Pemkot Jaktim Siapkan Pendampingan UMKM Jakpreneur 2026

waktu baca 3 menit

Jakarta (KABARIN) - Pemerintah Kota (Pemkot) Jakarta Timur (Jaktim) berkomitmen mendukung keberlanjutan usaha para pelaku Jakpreneur melalui program pendampingan pascapelatihan ekonomi kreatif tahun 2026.

"Selepas pelatihan ini, saya berharap terus terbentuk komunikasi yang baik di antara peserta, narasumber, dan pihak-pihak lain yang bisa membantu memajukan Jakpreneur, nanti akan ada program pendampingan," kata Wali Kota Jakarta Timur Munjirin saat pembukaan kegiatan bimbingan teknis pengembangan ekonomi kreatif tahun 2026 di Jakarta Timur, Selasa.

Menurut dia, keberhasilan program pelatihan itu tidak hanya diukur dari terselenggaranya kegiatan tersebut, tetapi juga dari sejauh mana peserta mampu menerapkan ilmu yang diperoleh dalam pengembangan usaha mereka.

Dia menjelaskan, pelaku usaha binaan Jakpreneur masih membutuhkan pendampingan berkelanjutan agar dapat berkembang secara konsisten.

Oleh karena itu, Pemkot Jakarta Timur berupaya membangun kolaborasi antara peserta, pemerintah, serta pihak eksternal yang dapat mendukung pertumbuhan usaha mikro, kecil, dan menengah (UMKM).

Dalam bimtek tersebut, para peserta mendapatkan berbagai materi terkait pengembangan usaha, mulai dari strategi pemasaran, pengemasan produk, akses permodalan, hingga pengelolaan keuangan usaha.

Munjirin menyebutkan pelatihan teitursebut merupakan bentuk perhatian pemerintah terhadap tantangan yang dihadapi pelaku UMKM di lapangan.

"Teman-teman Jakpreneur pasti punya kendala dan keinginan untuk terus berkembang. Karena itu, mereka perlu mendapatkan bimbingan," ujar Munjirin.

Selain itu, Pemkot Jakarta Timur juga mulai mengembangkan sistem digitalisasi untuk memperkuat ekosistem UMKM di wilayah setempat. Digitalisasi ini dinilai menjadi salah satu solusi dalam memperluas pasar dan meningkatkan efisiensi usaha.

Munjirin pun berharap seluruh peserta dapat memanfaatkan pelatihan tersebut untuk meningkatkan kualitas usaha mereka sehingga mampu bersaing di tingkat yang lebih luas.

"Harapannya, Jakpreneur Jakarta Timur bisa semakin maju, berkembang, dan memberi kontribusi nyata bagi pembangunan daerah," ucap Munjirin.

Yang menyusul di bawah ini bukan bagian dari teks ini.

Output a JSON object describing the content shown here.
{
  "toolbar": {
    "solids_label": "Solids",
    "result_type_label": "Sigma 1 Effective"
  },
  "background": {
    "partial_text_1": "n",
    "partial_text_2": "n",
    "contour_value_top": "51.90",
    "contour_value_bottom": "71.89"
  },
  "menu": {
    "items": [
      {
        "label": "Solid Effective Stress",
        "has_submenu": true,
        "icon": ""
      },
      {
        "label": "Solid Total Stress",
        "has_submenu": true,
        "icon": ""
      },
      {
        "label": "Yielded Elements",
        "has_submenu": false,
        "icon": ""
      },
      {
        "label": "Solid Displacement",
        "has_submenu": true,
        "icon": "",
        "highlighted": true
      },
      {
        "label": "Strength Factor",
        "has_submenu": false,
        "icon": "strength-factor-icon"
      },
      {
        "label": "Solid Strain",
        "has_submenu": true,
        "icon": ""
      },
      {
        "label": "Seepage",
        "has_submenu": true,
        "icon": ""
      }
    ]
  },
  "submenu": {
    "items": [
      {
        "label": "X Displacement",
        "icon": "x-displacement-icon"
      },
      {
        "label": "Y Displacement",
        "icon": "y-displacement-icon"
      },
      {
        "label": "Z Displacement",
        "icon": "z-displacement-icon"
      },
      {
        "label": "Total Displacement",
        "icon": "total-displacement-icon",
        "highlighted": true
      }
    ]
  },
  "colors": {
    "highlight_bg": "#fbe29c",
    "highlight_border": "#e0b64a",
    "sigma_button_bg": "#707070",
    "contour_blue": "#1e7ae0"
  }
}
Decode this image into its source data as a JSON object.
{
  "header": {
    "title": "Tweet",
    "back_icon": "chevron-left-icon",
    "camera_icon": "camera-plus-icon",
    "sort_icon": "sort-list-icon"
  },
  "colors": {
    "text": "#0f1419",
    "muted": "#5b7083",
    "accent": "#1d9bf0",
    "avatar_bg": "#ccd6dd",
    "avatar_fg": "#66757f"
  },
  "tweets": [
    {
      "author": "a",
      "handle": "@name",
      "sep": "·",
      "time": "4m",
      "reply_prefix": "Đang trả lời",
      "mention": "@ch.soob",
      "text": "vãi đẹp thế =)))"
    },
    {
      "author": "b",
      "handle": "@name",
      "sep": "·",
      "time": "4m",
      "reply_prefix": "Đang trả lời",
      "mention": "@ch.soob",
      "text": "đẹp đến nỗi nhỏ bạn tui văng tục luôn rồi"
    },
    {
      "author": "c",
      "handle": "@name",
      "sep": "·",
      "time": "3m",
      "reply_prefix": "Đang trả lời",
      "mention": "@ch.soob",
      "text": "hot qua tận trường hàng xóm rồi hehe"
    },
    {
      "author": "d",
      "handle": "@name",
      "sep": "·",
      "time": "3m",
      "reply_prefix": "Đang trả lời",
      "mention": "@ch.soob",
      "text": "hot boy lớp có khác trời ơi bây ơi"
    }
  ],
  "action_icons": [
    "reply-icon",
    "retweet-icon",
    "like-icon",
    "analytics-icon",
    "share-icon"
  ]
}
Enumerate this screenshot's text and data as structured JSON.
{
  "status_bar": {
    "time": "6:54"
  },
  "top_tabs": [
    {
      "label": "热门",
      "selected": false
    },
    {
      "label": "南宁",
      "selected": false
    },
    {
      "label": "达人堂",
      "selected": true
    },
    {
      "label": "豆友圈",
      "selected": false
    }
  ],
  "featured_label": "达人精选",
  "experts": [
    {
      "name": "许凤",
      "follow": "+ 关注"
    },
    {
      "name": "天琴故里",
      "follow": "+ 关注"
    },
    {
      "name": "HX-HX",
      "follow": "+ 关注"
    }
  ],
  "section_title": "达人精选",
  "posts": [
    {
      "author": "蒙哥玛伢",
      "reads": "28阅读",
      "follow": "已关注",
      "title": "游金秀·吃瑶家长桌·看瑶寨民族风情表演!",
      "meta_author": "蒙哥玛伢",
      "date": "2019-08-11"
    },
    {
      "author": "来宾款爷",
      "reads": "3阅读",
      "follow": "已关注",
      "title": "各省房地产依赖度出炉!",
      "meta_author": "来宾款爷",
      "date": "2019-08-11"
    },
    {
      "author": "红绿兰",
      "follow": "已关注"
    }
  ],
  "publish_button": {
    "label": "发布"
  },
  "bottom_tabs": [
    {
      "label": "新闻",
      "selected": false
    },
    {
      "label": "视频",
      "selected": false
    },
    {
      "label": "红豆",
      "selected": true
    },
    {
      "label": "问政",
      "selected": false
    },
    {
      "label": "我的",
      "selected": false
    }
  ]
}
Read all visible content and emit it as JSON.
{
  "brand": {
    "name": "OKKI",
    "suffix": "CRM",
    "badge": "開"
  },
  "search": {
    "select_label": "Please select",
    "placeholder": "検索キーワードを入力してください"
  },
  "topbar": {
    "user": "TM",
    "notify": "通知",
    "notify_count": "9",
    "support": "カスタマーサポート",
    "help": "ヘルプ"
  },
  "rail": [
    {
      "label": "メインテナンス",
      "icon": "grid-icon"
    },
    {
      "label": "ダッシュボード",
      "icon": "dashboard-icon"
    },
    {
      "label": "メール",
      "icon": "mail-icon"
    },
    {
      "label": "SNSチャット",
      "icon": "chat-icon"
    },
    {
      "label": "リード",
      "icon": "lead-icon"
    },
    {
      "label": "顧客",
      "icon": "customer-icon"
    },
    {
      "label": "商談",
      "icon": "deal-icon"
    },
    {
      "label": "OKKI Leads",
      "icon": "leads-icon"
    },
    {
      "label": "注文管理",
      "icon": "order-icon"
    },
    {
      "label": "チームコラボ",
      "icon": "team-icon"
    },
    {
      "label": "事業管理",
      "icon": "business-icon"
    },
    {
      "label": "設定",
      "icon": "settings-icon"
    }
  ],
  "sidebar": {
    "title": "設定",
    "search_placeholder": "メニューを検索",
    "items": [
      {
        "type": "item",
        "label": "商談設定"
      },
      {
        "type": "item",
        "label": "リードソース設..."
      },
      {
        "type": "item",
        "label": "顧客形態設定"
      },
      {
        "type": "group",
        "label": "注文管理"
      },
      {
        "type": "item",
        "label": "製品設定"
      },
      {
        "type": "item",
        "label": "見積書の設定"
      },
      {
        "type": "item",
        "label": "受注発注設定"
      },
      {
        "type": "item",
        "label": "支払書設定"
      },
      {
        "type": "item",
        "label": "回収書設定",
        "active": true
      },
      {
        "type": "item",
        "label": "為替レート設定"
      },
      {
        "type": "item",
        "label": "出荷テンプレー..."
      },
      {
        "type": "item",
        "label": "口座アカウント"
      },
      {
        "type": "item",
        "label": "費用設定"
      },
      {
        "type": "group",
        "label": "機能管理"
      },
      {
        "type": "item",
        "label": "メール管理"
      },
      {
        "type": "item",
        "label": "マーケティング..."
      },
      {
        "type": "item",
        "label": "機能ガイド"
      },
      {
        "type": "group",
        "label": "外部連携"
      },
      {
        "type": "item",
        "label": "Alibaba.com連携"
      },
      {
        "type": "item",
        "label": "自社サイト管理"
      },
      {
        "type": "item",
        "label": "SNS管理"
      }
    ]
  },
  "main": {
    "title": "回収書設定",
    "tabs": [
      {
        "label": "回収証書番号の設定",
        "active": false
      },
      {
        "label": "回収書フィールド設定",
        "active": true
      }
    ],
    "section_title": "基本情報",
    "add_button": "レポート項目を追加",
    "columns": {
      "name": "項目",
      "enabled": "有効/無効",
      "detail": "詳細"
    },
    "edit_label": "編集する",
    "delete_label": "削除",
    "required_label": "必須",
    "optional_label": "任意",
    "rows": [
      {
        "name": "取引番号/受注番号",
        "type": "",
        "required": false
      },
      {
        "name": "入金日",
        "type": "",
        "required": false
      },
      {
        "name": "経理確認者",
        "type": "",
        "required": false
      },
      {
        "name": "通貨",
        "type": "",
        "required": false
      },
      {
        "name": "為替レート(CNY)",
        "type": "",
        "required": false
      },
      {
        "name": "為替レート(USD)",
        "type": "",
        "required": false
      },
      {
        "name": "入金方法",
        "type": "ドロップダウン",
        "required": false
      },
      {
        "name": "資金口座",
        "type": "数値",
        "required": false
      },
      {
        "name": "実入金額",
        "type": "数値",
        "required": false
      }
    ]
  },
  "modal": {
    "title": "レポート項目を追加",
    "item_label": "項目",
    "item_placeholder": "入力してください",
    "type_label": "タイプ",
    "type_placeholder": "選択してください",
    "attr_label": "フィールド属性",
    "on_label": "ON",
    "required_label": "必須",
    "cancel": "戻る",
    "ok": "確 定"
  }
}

Kegiatan tersebut mengusung tema "Penguatan Kapasitas Pelaku Ekonomi Kreatif melalui Pengembangan Produk, Digitalisasi Pemasaran dan Pelaporan Kinerja Keuangan".

Tema itu dipilih untuk menjawab tantangan pelaku usaha kreatif di era digital yang membutuhkan kemampuan pengembangan produk, pemasaran berbasis teknologi, serta pengelolaan keuangan usaha yang baik.

Peserta kegiatan itu terdiri dari anggota Jakpreneur, pelaku ekonomi kreatif, serta masyarakat Jakarta Timur dari berbagai subsektor ekonomi kreatif. Mereka merupakan peserta yang baru memulai usaha maupun yang telah memiliki usaha, tetapi belum pernah mengikuti pelatihan serupa sebelumnya.

Setiap peserta mendapatkan materi dari sejumlah narasumber yang berkompeten di bidangnya. Materi pertama mengenai kewirausahaan, pengembangan produk, dan branding, kemudian materi kedua terkait pemasaran dan penjualan produk melalui media sosial serta marketplace, sementara materi terakhir tentang permodalan dan pelaporan keuangan.